November 2015 spotlight of the month
Vasileios-Nikolaos PililisMedical student, Athens Medical School, National and Kapodistrian University of Athens, Greece. Special volunteer, Eunice Kennedy Shriver National Institute of Child Health and Human Development. National Institutes of Health.firstname.lastname@example.org
How did you become interested in research relating to Hypertension and Cardiovascular Disease?
The endocrine system is one of the most impressive systems in the human body. The fascinating thing about this system is how relatively small amounts of hormones contribute to the homeostasis of most of the other human systems. So, my admiration for the endocrine system, led to my interest in research related to secondary hypertension, as this is one of the most frequent findings in specific endocrine diseases, such as primary aldosteronism and pheochromocytoma
Describe your research & the program/lab (info of your supervisor) that you are in?
I am a special volunteer at Eunice Kennedy Shriver National Institute of Child Health and Human Development and I am working in Dr. Stratakis’ lab. I am interested in the genetics as well as the phenotype of patients with endocrine abnormalities. My mentors are Dr. Constantine A. Stratakis, who is the Scientific Director of the NICHD, a molecular geneticist and an endocrinologist, and Dr. Fabio R. Faucz, who is guiding me at the lab. Both of them are experts in dysfunctions associated with the endocrine system. Dr. Stratakis despite his administrative and other duties is very active in the laboratory and directs all experiments.
What do you consider to be your substantial scientific contribution so far (provide Pubmed PMID if possible)?
Among a number of other ongoing projects, our lab recently discovered that Xq26 microduplications and GPR101 mutations are involved in gigantism and acromegaly, respectively. Before this discovery, only a few things were understood about the genetics of these two diseases (PMID: 25470569). A number of projects in the laboratory are also focusing on the clinical and molecular investigation of endocrine hypertension.
What is your favourite manuscript from a lab or mentor other than your own (provide Pubmed PMID if possible)?
As I mentioned above, I am impressed with the relationship between endocrine abnormalities and hypertension. So, one of my favorite manuscripts that describes this relationship as well as the response of the pediatric patients with Cushing syndrome to the provided surgical therapy was published from our lab at 2009 (PMID: 19293264)
What facilities are essential for your research?
What I like most in our laboratory, is that all the researchers are working as a team and are willing to help new students like me whenever we need their help. They all, and especially Dr. Fabio R. Faucz, help me with whole exon sequencing of many different genes, as I am trying to find mutations in specific genes which are involved in endocrine diseases.
Where do your research strengths lie? Why? What are your research weaknesses? How will you improve?
I like becoming better day after day and I love learning new things from people who are more experienced than me in research. This is very important, as I am working in a lab with many experienced researchers, and because of my willingness and patience to listen to them, I don’t stop learning new things and becoming more confident with research. As for my weaknesses, I don’t like statistics. But I study hard and I should continue this effort as research relies heavily on statistics.

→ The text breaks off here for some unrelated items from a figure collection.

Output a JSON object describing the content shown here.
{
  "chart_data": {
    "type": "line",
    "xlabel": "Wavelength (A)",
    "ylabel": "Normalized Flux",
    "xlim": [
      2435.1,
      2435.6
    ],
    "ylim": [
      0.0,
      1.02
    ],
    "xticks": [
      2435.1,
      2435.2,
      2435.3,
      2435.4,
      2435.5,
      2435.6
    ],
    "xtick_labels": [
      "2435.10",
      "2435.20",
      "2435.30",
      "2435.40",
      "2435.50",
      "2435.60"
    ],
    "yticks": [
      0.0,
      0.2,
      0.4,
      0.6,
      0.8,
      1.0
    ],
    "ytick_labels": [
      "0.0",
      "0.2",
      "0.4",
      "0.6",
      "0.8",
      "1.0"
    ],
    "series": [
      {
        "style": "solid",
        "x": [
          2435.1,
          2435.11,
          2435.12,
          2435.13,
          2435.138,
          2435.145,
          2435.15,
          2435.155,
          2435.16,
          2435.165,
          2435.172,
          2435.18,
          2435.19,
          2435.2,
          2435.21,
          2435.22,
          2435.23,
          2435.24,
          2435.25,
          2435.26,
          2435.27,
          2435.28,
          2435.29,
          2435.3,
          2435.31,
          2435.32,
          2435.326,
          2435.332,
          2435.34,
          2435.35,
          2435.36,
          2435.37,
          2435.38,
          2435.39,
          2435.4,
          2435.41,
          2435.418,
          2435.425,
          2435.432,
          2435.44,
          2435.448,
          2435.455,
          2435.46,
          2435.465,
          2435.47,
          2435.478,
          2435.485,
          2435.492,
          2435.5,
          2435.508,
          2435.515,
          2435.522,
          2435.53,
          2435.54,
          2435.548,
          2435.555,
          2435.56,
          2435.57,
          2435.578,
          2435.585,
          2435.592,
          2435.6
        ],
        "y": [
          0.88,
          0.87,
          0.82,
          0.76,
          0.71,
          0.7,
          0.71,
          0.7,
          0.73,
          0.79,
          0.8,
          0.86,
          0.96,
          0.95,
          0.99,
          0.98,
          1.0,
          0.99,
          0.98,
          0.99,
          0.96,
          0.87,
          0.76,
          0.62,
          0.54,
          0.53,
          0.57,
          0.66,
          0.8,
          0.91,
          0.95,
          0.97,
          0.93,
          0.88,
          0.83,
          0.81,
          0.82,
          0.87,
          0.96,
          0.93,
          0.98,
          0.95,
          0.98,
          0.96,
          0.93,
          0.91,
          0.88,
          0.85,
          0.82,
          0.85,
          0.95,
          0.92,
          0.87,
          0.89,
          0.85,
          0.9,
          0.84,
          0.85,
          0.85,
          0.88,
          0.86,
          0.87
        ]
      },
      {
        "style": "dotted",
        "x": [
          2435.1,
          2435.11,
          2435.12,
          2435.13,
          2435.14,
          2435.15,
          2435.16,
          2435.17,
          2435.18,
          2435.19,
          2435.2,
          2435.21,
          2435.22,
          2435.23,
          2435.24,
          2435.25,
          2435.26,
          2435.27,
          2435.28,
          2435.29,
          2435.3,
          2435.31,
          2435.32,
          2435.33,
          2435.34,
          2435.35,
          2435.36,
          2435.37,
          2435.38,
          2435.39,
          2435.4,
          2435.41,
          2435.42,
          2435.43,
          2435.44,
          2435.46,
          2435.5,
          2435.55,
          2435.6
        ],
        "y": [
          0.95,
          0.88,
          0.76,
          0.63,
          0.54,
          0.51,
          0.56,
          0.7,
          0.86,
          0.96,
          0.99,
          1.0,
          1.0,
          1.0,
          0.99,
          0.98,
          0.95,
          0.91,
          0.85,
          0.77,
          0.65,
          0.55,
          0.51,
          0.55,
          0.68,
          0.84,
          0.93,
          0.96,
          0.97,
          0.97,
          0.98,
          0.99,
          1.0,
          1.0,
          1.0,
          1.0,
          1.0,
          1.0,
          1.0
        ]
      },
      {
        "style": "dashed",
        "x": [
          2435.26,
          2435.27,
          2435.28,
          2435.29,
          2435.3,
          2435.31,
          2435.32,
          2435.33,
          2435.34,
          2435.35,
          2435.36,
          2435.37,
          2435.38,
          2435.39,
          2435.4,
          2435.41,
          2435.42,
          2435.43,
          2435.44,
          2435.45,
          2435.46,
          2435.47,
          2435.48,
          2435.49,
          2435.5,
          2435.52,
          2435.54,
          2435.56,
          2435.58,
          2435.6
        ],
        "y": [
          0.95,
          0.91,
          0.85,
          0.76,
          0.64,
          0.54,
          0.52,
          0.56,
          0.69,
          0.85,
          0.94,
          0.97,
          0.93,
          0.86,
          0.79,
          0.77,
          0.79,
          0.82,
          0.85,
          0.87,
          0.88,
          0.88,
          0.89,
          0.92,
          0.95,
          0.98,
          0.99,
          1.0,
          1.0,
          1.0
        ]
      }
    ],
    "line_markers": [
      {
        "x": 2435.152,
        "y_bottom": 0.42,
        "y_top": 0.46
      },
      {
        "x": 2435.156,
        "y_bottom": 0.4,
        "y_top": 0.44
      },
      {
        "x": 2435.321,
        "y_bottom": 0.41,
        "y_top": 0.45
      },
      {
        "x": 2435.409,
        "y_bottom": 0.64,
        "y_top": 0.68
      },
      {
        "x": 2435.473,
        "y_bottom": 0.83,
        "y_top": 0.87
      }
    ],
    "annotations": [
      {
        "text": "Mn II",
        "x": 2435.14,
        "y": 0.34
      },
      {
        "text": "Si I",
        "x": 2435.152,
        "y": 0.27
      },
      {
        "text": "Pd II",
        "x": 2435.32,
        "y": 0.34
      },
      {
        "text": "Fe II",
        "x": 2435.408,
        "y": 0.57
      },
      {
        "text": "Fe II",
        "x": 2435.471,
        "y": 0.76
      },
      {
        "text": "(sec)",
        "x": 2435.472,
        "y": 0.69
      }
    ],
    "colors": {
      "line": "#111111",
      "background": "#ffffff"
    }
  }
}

Describe your unforgettable (proudest) moment in science, and the most challenging situation that you have had to overcome (lessons learnt) so far?
Of course, my proudest moment in science was when I was accepted as a special volunteer at the NICHD. I knew that it would be one of the greatest experiences of my career, and now I enjoy working hard to help the laboratory achieve every target.
How did you learn about ISH/NIN and its activities?
I learned about ISH/NIN from Fady Hannah-Shmouni, MD.
Who is your role model in Science? Why?
My role models in science are Dr. Constantine A. Stratakis and Dr. Fabio R. Faucz. Dr. Stratakis who is one of the most experienced doctors and investigators on Endocrinology and Genetics in the world. In addition to a deep understanding, and ability to explain in a very simple way, the pathophysiology of the diseases, he is a person who is born to be a leader. He remembers everything and everyone, he is unique at organizing the lab and motivating researchers to do their best and he is a very approachable person for his patients as well as for other doctors, researchers and students.
Dr. Faucz is one of the most hard-working researchers in the lab. Although he is very busy, he is always willing to help everyone who needs his advice and guide new students. Moreover, he is a very polite as well as very patient. He is a very successful researcher and a very smart person.
Are you involved in other scientific or career associations? If yes, how is it helping in your career advancements?
I am interested in the vision of ISH and will look forward to becoming involved with NIC.
What are your scientific goals? Advise for talented emerging scientists?
I strongly believe that there is no progress in medicine without science and science is a very good way for deeply understanding medicine. I encourage medical students and emerging scientists to find time for science, even if they are very busy. They will recognize how fascinating science is and they will love it.